Ancora, «l’Europa ritrova speranza quando non si chiude nella paura di false sicurezze». «La sua identità è, ed è sempre stata, un’identità dinamica e multiculturale», fa rilevare Francesco: «Non ci si può limitare a gestire la grave crisi migratoria di questi anni come fosse solo un problema numerico, economico o di sicurezza. La questione migratoria pone una domanda più profonda, che è anzitutto culturale. Quale cultura propone l’Europa oggi? La paura che spesso si avverte trova, infatti, nella perdita d’ideali la sua causa più radicale.
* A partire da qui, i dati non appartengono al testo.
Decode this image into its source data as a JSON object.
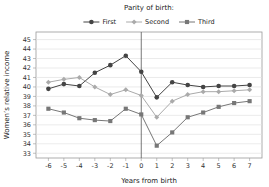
{
  "chart_data": {
    "type": "line",
    "title": "Parity of birth:",
    "xlabel": "Years from birth",
    "ylabel": "Women’s relative income",
    "x": [
      -6,
      -5,
      -4,
      -3,
      -2,
      -1,
      0,
      1,
      2,
      3,
      4,
      5,
      6,
      7
    ],
    "series": [
      {
        "name": "First",
        "color": "#444444",
        "marker": "circle",
        "values": [
          39.8,
          40.3,
          40.1,
          41.5,
          42.3,
          43.3,
          41.6,
          38.9,
          40.5,
          40.2,
          40.0,
          40.1,
          40.1,
          40.2
        ]
      },
      {
        "name": "Second",
        "color": "#aaaaaa",
        "marker": "diamond",
        "values": [
          40.5,
          40.8,
          41.0,
          40.0,
          39.2,
          39.7,
          39.1,
          36.8,
          38.5,
          39.2,
          39.5,
          39.5,
          39.6,
          39.7
        ]
      },
      {
        "name": "Third",
        "color": "#777777",
        "marker": "square",
        "values": [
          37.7,
          37.3,
          36.7,
          36.5,
          36.4,
          37.7,
          37.1,
          33.8,
          35.2,
          36.8,
          37.3,
          37.9,
          38.3,
          38.5
        ]
      }
    ],
    "vline_x": 0,
    "xlim": [
      -6.8,
      7.8
    ],
    "xticks": [
      -6,
      -5,
      -4,
      -3,
      -2,
      -1,
      0,
      1,
      2,
      3,
      4,
      5,
      6,
      7
    ],
    "ylim": [
      32.5,
      45.8
    ],
    "yticks": [
      33,
      34,
      35,
      36,
      37,
      38,
      39,
      40,
      41,
      42,
      43,
      44,
      45
    ],
    "grid": "y",
    "legend": "top"
  }
}
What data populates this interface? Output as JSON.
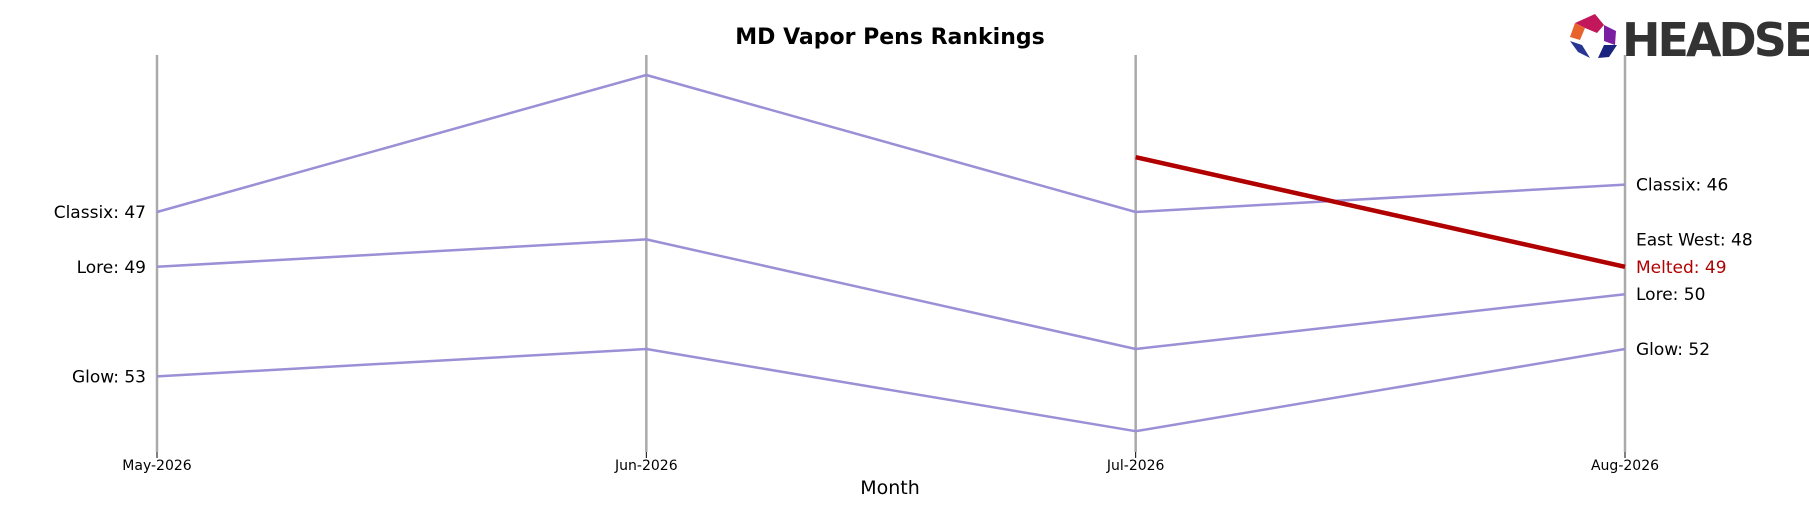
{
  "chart_data": {
    "type": "line",
    "title": "MD Vapor Pens Rankings",
    "xlabel": "Month",
    "ylabel": "",
    "x": [
      "May-2026",
      "Jun-2026",
      "Jul-2026",
      "Aug-2026"
    ],
    "ylim": [
      56,
      43
    ],
    "y_inverted": true,
    "grid": "vertical month lines",
    "series": [
      {
        "name": "Classix",
        "values": [
          47,
          42,
          47,
          46
        ],
        "color": "#9b8fd6",
        "highlight": false
      },
      {
        "name": "Lore",
        "values": [
          49,
          48,
          52,
          50
        ],
        "color": "#9b8fd6",
        "highlight": false
      },
      {
        "name": "Glow",
        "values": [
          53,
          52,
          55,
          52
        ],
        "color": "#9b8fd6",
        "highlight": false
      },
      {
        "name": "Melted",
        "values": [
          null,
          null,
          45,
          49
        ],
        "color": "#b00000",
        "highlight": true
      }
    ],
    "left_labels": [
      "Classix: 47",
      "Lore: 49",
      "Glow: 53"
    ],
    "right_labels": [
      "Classix: 46",
      "East West: 48",
      "Melted: 49",
      "Lore: 50",
      "Glow: 52"
    ]
  },
  "logo": {
    "text": "HEADSET"
  }
}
Senza una vera prospettiva ideale si finisce per essere dominati dal timore che l’altro ci strappi dalle abitudini consolidate, ci privi dei confort acquisiti, metta in qualche modo in discussione uno stile di vita fatto troppo spesso solo di benessere materiale. Al contrario, la ricchezza dell’Europa è sempre stata la sua apertura spirituale e la capacità di porsi domande fondamentali sul senso dell’esistenza. All’apertura verso il senso dell’eterno è corrisposta anche un’apertura positiva, anche se non priva di tensioni e di errori, verso il mondo. Il benessere acquisito sembra invece averle tarpato le ali, e fatto abbassare lo sguardo. L’Europa ha un patrimonio ideale e spirituale unico al mondo che merita di essere riproposto con passione e rinnovata freschezza e che è il miglior rimedio contro il vuoto di valori del nostro tempo, fertile terreno per ogni forma di estremismo. Sono questi gli ideali che hanno reso Europa quella “penisola dell’Asia” che dagli Urali giunge all’Atlantico».
«Dagli Urali all’Atlantico»: l’Europa ritrova la speranza – in continuità con uno dei temi più cari a Giovanni Paolo II – quando non creiamo mitologie di odio e divisione, ma riconosciamo l’unità da cui siamo nati e che ci costituisce, l’ecumenismo reale in cui si radica ogni altro valore di solidarietà e cooperazione.